In the E-step, \(N \times K\) \(q_{nk}\) is calculated, and in the M-step, \(q_{nk}\) is summed in the N axis and the parameter \(\theta _k\) is updated. However, the posterior table can be too large and can exceed the hard-disk capacity when N is very large. Because of poor memory throughput, the processing speed will then degrade greatly. To avoid this condition, the parallel EM algorithm requires a large memory space.

1.2 A.2 EM on HPMM

Kinoshita et al. used an HPMM to detect traffic incidents [10]. They assumed that probe-car records follow a hierarchical PMM and that each road segment has its own local parameters.
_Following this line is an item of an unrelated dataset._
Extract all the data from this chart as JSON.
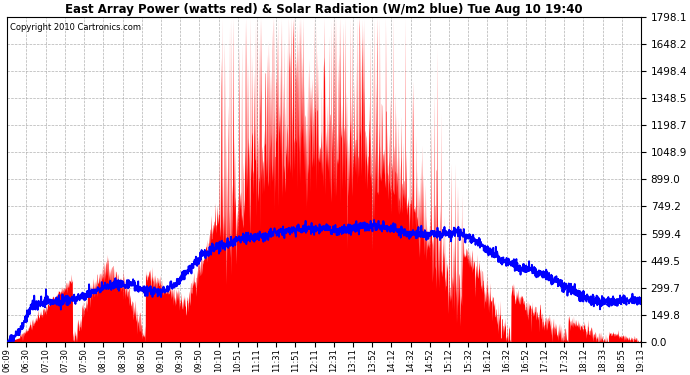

In their model, the probability of a single record \(\varvec{x}\) in a segment s is described as follows:

$$\begin{aligned} p(\varvec{x}|s) = \sum _{k=1}^K w_{sk} \mathcal {P}(\varvec{x};\varvec{\mu }_k), \end{aligned}$$

(8)

where \(w_{sk}\) is the kth Poisson distribution’s weight in segment s, and \(\varvec{\mu }_k\) is the kth Poisson distribution’s mean. \(w_{sk}\) is particular to the segment, whereas \(\varvec{\mu }_k\) is common to all segments. The log-likelihood \(\mathcal {L}(\theta )\) is defined as follows:

$$\begin{aligned} \mathcal {L}(\theta ) = \sum _{s=1}^S \sum _{n=1}^{N_s} \log \sum _{k=1}^K w_{sk} \mathcal {P}(\varvec{x}_{sn};\varvec{\mu }_k), \end{aligned}$$

(9)

where \(N_s\) is the number of records in segment s. As for GMMs, we must calculate the posterior probability \(q_{snk}\) that the nth record \(\varvec{x}_{sn}\) in segment s is generated by the kth Poisson distribution for all pairs of (s, n, k) in each E-step:

$$\begin{aligned} q_{snk} = \frac{w_{sk} \mathcal {P}(\varvec{x}_{sn};\varvec{\mu }_k)}{\displaystyle \sum _{k=1}^K w_{sk} \mathcal {P}(\varvec{x}_{sn};\varvec{\mu }_k)}. \end{aligned}$$

(10)

In the M-step, the weight \(w_{sk}\) and mean \(\varvec{\mu }_k\) are recalculated:

$$\begin{aligned} \hat{w}_{sk}&= \frac{1}{N_s} \sum _{n=1}^{N_s} q_{snk}, \end{aligned}$$

(11)

$$\begin{aligned} \hat{\varvec{\mu }}_k&= \frac{\displaystyle \sum _{s=1}^S \sum _{n=1}^{N_s} q_{snk} \varvec{x}_{sn}}{\displaystyle \sum _{s=1}^S \sum _{n=1}^{N_s} q_{snk}}. \end{aligned}$$

(12)

Each road segment has a massive number of records, with the actual number varying greatly from segment to segment. This implies that we should take measures against load imbalance.